La question des moyens : les moyens ne font pas tout, mais sans moyens on ne fait pas grand-chose et dans ce contexte-là, à la fois que ce soient les établissements d'enseignement supérieur, les universités, les organismes ont besoin de ressources suffisantes, de créations d'emplois en nombre pour pouvoir assumer leurs missions d'enseignement, de recherche. Et, dans ce contexte-là, la question de la répartition, la question des régulations nationales (emplois, carrières, formation diplômes...), de la rupture par les régulations est un élément important qui doit être traité. Nous avons des amendements que nous proposerons pour l'ensemble du texte de loi.
Avançons sur la question des personnels, de la régulation nationale des carrières, sur la question des cadrages nationaux des formations. Aujourd'hui, l'enseignement supérieur, la recherche, le service public ont besoin d'égalité, d'égalité sur le territoire, et c'est bien là le rôle des cadrages nationaux qui doivent trouver leur place dans un texte législatif et non pas seulement dans les questions réglementaires.
Enfin, la question de la démocratisation et du rôle des qualifications. Le texte qui est proposé est peu ambitieux en termes de démocratisation de l'enseignement supérieur. Les relations entre l'enseignement supérieur et le lycée, renvoyées à des conventions à la fois souples et généralisables. Il y a des éléments sur lesquels il faut avancer pour penser les coopérations, penser l'articulation entre le lycée et l'université.
La reconnaissance des qualifications : nous sommes dans une période de hausse du chômage, de crise économique, sociale, environnementale. La reconnaissance collective des qualifications, de l'ensemble des diplômes délivrés par l'université, les DUT, les licences professionnelles, les licences générales, les masters à dimension professionnelle, à dimension recherche, mais aussi de la thèse et de la reconnaissance de la thèse pas seulement dans la haute fonction publique mais dans l'ensemble de la fonction publique, avec son corollaire, la revalorisation salariale, la revalorisation des carrières dans l'enseignement supérieur et la recherche.
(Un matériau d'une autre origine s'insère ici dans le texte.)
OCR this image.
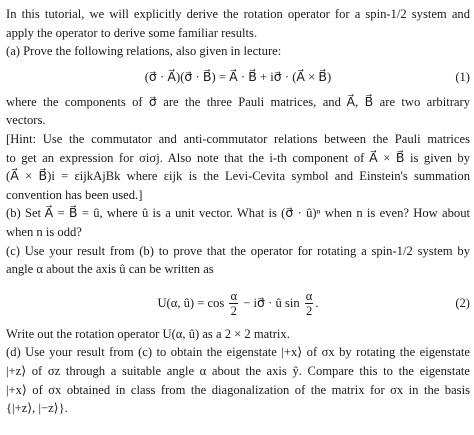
In this tutorial, we will explicitly derive the rotation operator for a spin-1/2 system and
apply the operator to derive some familiar results.
(a) Prove the following relations, also given in lecture:
(σ⃗ · A⃗)(σ⃗ · B⃗) = A⃗ · B⃗ + iσ⃗ · (A⃗ × B⃗)	(1)
where the components of σ⃗ are the three Pauli matrices, and A⃗, B⃗ are two arbitrary
vectors.
[Hint: Use the commutator and anti-commutator relations between the Pauli matrices
to get an expression for σiσj. Also note that the i-th component of A⃗ × B⃗ is given by
(A⃗ × B⃗)i = εijkAjBk where εijk is the Levi-Cevita symbol and Einstein's summation
convention has been used.]
(b) Set A⃗ = B⃗ = û, where û is a unit vector. What is (σ⃗ · û)ⁿ when n is even? How about
when n is odd?
(c) Use your result from (b) to prove that the operator for rotating a spin-1/2 system by
angle α about the axis û can be written as
U(α, û) = $\cos \frac{\alpha}{2}$ − iσ⃗ · û $\sin \frac{\alpha}{2}$ .	(2)
Write out the rotation operator U(α, û) as a 2 × 2 matrix.
(d) Use your result from (c) to obtain the eigenstate |+x⟩ of σx by rotating the eigenstate
|+z⟩ of σz through a suitable angle α about the axis ŷ. Compare this to the eigenstate
|+x⟩ of σx obtained in class from the diagonalization of the matrix for σx in the basis
{|+z⟩, |−z⟩}.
Je ne vous ferai pas l'affront de vous rappeler le salaire que touche un enseignant-chercheur après de longues années d'études.

Enfin, je vais terminer sur le texte qui nous est proposé. Vous aurez bien compris qu'on est loin de chercher à rendre perfectible ce texte. Nous allons entrer dans une logique d'amendements. Mais, aujourd'hui, la question de réelles négociations avec les organisations syndicales représentatives se pose. Vous avez communiqué un certain nombre d'éléments le 19 décembre dernier, avec derrière la mise sous embargo jusqu'au mois de janvier des documents qui ont été présentés. Le texte de loi qui a été présenté le 15 janvier dernier a été amendé à de multiples reprises et transmis le 8 février sans exposé des motifs. Ce n'est que le 13 février que nous avons eu l'exposé des motifs article par article. Vous conviendrez que les délais qui nous sont imposés sont plus que court pour un texte qui se veut d'ampleur.
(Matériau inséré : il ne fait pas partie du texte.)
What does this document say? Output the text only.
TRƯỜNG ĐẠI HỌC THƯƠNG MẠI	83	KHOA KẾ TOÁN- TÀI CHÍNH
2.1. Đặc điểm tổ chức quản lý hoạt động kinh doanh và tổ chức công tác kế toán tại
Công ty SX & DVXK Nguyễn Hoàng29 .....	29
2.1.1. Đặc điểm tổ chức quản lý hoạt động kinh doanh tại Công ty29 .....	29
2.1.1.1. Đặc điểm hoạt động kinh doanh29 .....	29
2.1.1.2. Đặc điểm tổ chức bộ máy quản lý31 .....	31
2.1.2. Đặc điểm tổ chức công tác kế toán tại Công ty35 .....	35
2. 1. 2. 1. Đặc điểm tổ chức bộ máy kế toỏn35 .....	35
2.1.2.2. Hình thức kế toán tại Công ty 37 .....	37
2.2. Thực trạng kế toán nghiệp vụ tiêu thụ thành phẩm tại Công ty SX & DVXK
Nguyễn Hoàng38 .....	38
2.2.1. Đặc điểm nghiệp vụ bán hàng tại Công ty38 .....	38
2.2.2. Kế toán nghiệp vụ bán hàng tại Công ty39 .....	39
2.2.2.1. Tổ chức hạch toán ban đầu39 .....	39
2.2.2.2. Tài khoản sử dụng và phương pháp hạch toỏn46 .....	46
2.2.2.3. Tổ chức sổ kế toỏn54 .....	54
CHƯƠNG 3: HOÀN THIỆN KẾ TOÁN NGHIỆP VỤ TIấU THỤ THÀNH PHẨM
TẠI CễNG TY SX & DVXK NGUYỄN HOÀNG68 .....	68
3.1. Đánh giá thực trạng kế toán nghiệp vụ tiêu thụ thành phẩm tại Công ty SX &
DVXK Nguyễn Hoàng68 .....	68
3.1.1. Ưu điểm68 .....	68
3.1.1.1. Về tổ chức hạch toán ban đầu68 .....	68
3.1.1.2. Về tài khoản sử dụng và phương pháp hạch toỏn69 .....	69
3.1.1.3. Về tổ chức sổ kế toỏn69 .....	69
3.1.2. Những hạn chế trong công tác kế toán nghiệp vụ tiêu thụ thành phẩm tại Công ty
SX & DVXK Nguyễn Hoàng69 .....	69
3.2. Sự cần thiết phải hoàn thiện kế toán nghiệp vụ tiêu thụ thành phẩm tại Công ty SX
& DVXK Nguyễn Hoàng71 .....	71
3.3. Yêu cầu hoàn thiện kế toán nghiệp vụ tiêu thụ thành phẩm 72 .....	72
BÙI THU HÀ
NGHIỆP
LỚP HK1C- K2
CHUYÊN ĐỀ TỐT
Enfin, sur votre lettre envoyée aux élus du CNESER : L'appréciation du projet texte de loi que j'en ai faite, vous la connaissez, je ne vais pas me répéter.

Cependant, Il est des éléments, la confusion entre le public et le privé que je vois clarifiée dans vos propos, mais qui nécessite des clarifications législatives. Il y a d'autres points sur la régionalisation. Je vous entends, mais à chaque fois ce sont des engagements dans la loi qu'il faut, sur le cadrage des formations... Et, à un moment, la parole doit se transformer en actes.
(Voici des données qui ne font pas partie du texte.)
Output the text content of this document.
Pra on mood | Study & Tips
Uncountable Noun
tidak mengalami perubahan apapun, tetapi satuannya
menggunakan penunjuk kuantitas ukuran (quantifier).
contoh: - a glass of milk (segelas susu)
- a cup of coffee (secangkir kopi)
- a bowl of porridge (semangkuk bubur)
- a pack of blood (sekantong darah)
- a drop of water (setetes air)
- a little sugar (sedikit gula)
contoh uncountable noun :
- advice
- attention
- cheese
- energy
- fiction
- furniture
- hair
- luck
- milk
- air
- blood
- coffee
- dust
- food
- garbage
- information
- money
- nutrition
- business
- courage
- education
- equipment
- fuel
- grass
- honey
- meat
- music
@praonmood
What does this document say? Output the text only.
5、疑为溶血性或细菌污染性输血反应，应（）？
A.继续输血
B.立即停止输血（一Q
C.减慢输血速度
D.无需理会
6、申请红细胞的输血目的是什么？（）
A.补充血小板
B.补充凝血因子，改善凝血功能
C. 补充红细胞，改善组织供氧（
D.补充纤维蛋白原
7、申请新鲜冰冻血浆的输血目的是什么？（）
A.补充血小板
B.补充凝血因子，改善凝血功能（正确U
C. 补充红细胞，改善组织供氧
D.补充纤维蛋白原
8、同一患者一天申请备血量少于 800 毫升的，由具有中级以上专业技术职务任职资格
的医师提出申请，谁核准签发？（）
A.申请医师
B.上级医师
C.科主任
Je terminerai en disant que je ne souhaite pas que nous reproduisions ce qui s'est passé pour la loi sur l'école, c'est-à-dire, une série d'amendements, tous votés, avec un bilan politique arrivant à la fin du CNESER pour nous proposer au vote un texte intégrant tous les amendements y compris ceux pour lesquels on savait qu'il n'y aurait aucune traduction législative. Il est clair que c'est des bilans politiques au fur et à mesure de l'avancée du CNESER que nous souhaitons pour pourvoir intervenir et savoir sur quel pied danser. Je le dis fermement : je n ‘accepterai pas que nous nous retrouvions dans la même situation.